4 out of 4 stars
Share This Review
If humanity could be freed from all it's health problems, including fatal and chronic diseases like cancer, diabetes, obesity, etc. along with prevention of ageing, would any sane personality be able to refuse such an elixir? Should or not, proper research be carried out to understand its long term-side effects if any, so that it would not lead to some other existential crisis? Should such an innovation be under complete control of a private organization, so that they can market it to become the wealthiest in the society? In a summation, what should be the response of the citizens of a country, if their government tries to first thoroughly clear such an elixir of possibly adverse side effects before releasing it to the public? Jon Pulli has done a wonderful task of coming up with such a hypothetical situation and explained the consequences that a divine elixir named Lifio, can have on the society, in his book Growth.
The entire story revolves around the magical drink, Lifio, which is able to cure diseases, regenerate body parts, and what's more, it can prevent ageing! However, the drink contains a bacterium, that uses CRISPR technology to edit the DNA of its users, and causes some irreversible changes. The plot consists of multiple characters, most notable being the President Elizabeth Williamson, and the research team at the FDA, who pit themselves in the research to understand possible side effects of Lifio, despite of many odds being against them. The research team and the President are perhaps the only people who seriously try to understand the trade-offs that could come with Lifio.

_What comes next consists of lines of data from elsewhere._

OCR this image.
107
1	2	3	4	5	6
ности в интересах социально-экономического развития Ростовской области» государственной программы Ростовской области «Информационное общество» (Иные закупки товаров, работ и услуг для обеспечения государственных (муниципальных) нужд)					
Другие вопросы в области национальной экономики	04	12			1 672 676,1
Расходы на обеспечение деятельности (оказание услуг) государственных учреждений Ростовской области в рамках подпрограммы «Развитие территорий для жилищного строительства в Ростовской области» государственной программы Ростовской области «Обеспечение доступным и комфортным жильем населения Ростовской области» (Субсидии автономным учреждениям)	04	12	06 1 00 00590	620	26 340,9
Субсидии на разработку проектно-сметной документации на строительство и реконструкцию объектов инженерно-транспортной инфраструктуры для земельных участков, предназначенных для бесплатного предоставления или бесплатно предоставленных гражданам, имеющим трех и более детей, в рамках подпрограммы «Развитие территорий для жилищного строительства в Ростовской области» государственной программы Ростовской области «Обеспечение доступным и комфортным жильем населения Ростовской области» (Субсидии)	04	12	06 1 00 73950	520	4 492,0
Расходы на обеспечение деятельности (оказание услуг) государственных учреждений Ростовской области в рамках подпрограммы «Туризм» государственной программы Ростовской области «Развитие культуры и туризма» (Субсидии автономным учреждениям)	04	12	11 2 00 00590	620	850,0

Also there are many other characters, whose presence at first, seems unnecessary, but it is here that Jon surprises you by portraying the condition of the entire world through these seemingly 'no relation to the plot characters at first glance'. In fact, the entire story hinges forward in an interplay of these characters while the research on Lifio continues. The plot description though, really good in some places, is shabby in others.
The book has also been professionally edited, considering the very least number of typos and errors. The end could have been better but, considering the way the story was organized, the gravity of the situation in the world could not have been explained better. I would rate this book a solid 4 out of 4 stars. Apart from these quibbles mentioned above, the book is definitely an eye-opening and interesting read.
I would recommend this book to everybody, except children, considering the minor amount of erotic content that gets portrayed here and there. It would certainly appeal to fans of science and speculative fiction.